For those who didn’t know Martin before, they certainly did now. For Martin though, he had a hard time looking at it like that. Internally, he didn’t even know that he had created a hit. “When I’m making tracks I always make something that I would want to play. If I’m working on an idea, would I play this, if the answer is no then I don’t go any further with it. For me I always think my tracks are good. It might sound a bit big headed but it’s just the truth. ‘No No’ and ‘Hooked’ to me weren’t any different. I just thought they were good tracks. The weird thing is, sometimes it takes people a while to latch on to what you’re doing. I’d sent both of them out to a lot of people and no one was interested. It made me doubt myself and feel like they weren’t good. Thank god for Lee Foss and Fisher cause they took them and gave me their platform and helped elevate me. You can be making good music but if it doesn’t get into the right hands it can be tough to take it to the next level.”
Martin’s breakthrough is a story of decades of experience and hard work. Some artists find themselves in the spotlight after a year of strong releases, some take longer. For Martin, he had his share of moments of doubt but his perseverance is an example of how staying true to oneself can and will pay off. “It feels personally validating. You’ve been sending your music out to a lot of people and they either don’t respond or don’t give positive feedback. When you get that sign-off, it shows you you can do it and it opens the door on your career… There were loads of moments when I doubted myself. I’ve never felt like I’m gonna stop doing it but there’s many times where I’ve felt like it’s not gonna happen but I’m gonna carry on anyways. ‘Kids if you get those moments, carry on!

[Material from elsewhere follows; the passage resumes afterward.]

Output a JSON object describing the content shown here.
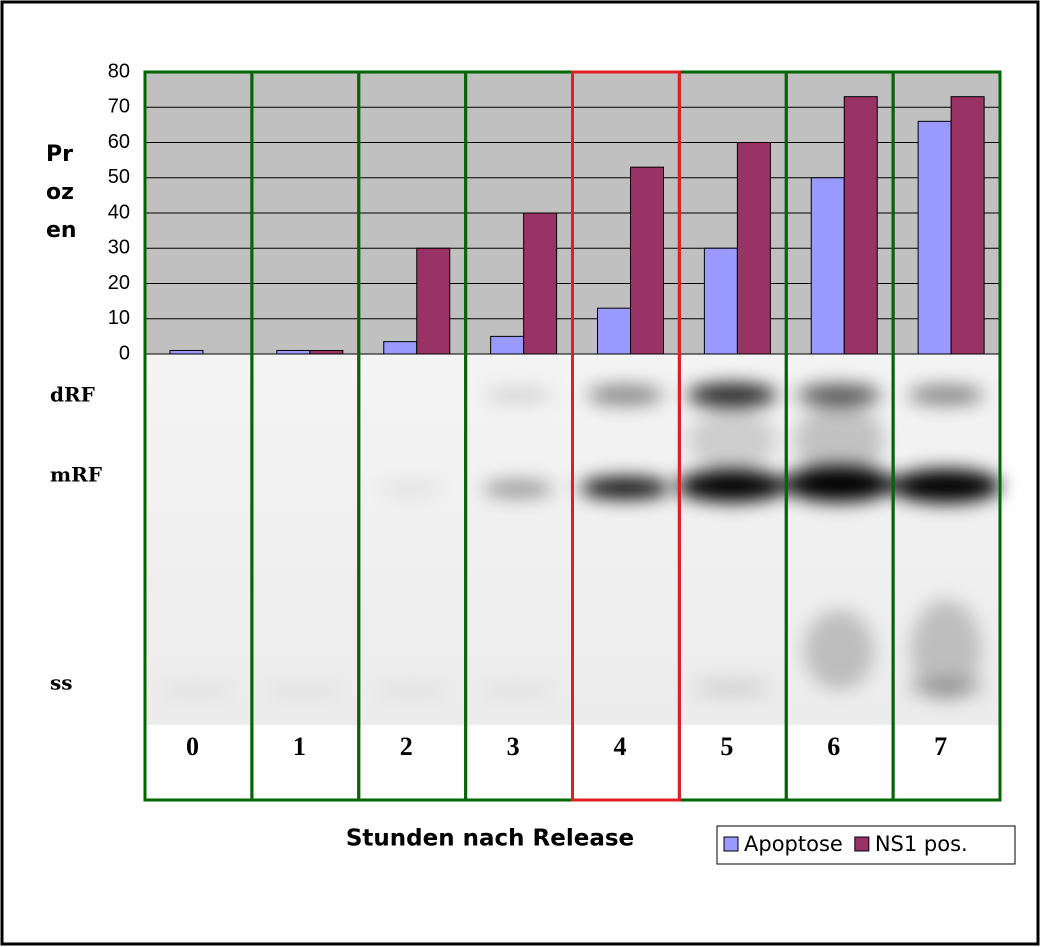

You never know what’s around the corner.”
Having big-name artists open the door for your career is in reality, just the start. For Martin now, he is focused on maintaining a consistent output of quality music while remaining fresh and always experimenting with his sound and production style. “I try not to ever make the same record twice. I love synthesizers, that’s one of my favorite things is making noises and sounds and finding something new to put in the next track that will make it sound different.” A self-professed gear head, Martin’s synth collection is ever-expanding as he seeks to truly create a brand new sound. “Sometimes it might be a vocal sample, that’s the kick-starter, having a little clip and build around that. A lot of the time it’ll be making a sound on one of the synths. I made the sound for ‘No No’ five years ago. When I made a new synth sound on my Jupiter synth, I knew it would go with the vocal and so I built the track after that. Sometimes it’s a bass sound from the Pro-1 or the Moog. The Moog is my baby, from 1972. The 303, Jupiter, Juno and Korg, are all also personal favorites.”
When Martin envisions the future of his live performance, one word comes to mind first. “Lasers. Going back to the old rave days of the '90s. Big green ones and some nice visuals behind me.” He hopes to bring a taste of the early days of rave culture to the modern world of high-powered visual spectacles that now are an industry standard in any electronic music show. Martin would like to eventually play at Coachella and Burning Man, although in the near future, he is excited about making his NYC festival debut at the iconic Electric Zoo festival. The veteran DJ and producer has many years of greatness ahead of him, and we look forward to catching him live in the states soon.